トータルしていえば、アメリカの講演会やセミナーはスピーカーのユーモアもあって、楽しいものが多い。日本のセミナーは長いため、疲れる。中国のセミナーや講演会は中身が乏しいので、退屈になる。そのまま退席するのは失礼なことになるため、本を読んだりパソコンをいじったりすることが多い。
むろん、最近、欧米など海外の留学組が帰国した「海亀」は少しずつ増えている。彼らの講演は欧米流なので、パフォーマンスとして一流の講演者が多い。グローバル化は世界をフラットにしている。日本も中国も徐々に講演会のスタイルと質を改善していくものと思われる。
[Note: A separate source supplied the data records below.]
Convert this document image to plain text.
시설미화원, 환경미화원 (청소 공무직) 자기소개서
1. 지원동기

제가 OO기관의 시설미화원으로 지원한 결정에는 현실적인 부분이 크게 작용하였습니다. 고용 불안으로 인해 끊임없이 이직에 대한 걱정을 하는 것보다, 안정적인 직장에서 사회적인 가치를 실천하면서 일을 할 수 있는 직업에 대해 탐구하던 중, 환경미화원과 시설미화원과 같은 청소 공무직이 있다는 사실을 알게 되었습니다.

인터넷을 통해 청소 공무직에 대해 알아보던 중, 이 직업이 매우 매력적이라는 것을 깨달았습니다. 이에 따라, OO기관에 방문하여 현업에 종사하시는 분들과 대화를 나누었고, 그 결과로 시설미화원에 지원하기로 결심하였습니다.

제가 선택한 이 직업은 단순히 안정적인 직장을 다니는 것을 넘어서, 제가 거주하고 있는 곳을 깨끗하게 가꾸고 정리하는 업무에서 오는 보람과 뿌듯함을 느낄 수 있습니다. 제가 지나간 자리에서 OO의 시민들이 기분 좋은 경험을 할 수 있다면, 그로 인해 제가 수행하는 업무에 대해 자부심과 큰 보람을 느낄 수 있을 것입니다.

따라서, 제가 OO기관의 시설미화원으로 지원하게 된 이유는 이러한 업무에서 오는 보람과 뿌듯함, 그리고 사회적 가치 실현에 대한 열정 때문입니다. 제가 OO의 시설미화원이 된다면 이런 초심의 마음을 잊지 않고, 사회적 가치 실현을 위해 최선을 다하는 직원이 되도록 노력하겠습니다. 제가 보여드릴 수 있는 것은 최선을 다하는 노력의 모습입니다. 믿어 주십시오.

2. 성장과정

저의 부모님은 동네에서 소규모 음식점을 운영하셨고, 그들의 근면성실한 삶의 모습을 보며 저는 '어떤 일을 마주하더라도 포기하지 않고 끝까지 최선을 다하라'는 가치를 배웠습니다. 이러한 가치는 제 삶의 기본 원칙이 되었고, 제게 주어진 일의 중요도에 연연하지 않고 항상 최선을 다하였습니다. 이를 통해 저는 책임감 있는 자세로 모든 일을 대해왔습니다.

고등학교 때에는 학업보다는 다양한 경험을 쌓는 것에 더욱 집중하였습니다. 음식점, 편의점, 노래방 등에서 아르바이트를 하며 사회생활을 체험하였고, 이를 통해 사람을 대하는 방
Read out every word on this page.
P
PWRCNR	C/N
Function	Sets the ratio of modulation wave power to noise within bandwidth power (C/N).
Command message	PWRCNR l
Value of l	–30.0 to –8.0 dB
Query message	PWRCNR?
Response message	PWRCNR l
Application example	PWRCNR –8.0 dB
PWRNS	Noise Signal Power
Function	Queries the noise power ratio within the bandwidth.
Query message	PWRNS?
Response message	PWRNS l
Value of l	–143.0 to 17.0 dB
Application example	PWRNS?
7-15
最後に、セミナーと講演会の規模と回数はその国の国力とリンクするものと強調しておきたい。国力の弱い国は知的創造力がなく、講演会やセミナーの開催も少ない。アメリカの凄さはそこにある。ワシントンに行けばわかるように、毎日、たくさんのセミナーが開かれる。ワシントンはまさに情報の交差点になっている。かつては、技術のある国が国力を誇示できた。最近までは、金が国力の象徴だった。しかし、これからは、情報が国力の強弱を決める最も重要な変数となる。情報がなければ、どんなに優れた武器でも国を守ることができない。その情報は誰が作るのだろうか。シンクタンクの研究者である。シンクタンクは喩えて言えば、航海する船にとっての羅針盤のようなものである。さまざまな情報を収集し、それを解析し、進路を示すのはシンクタンクである。日本の進路はどこに向かっているのだろうか。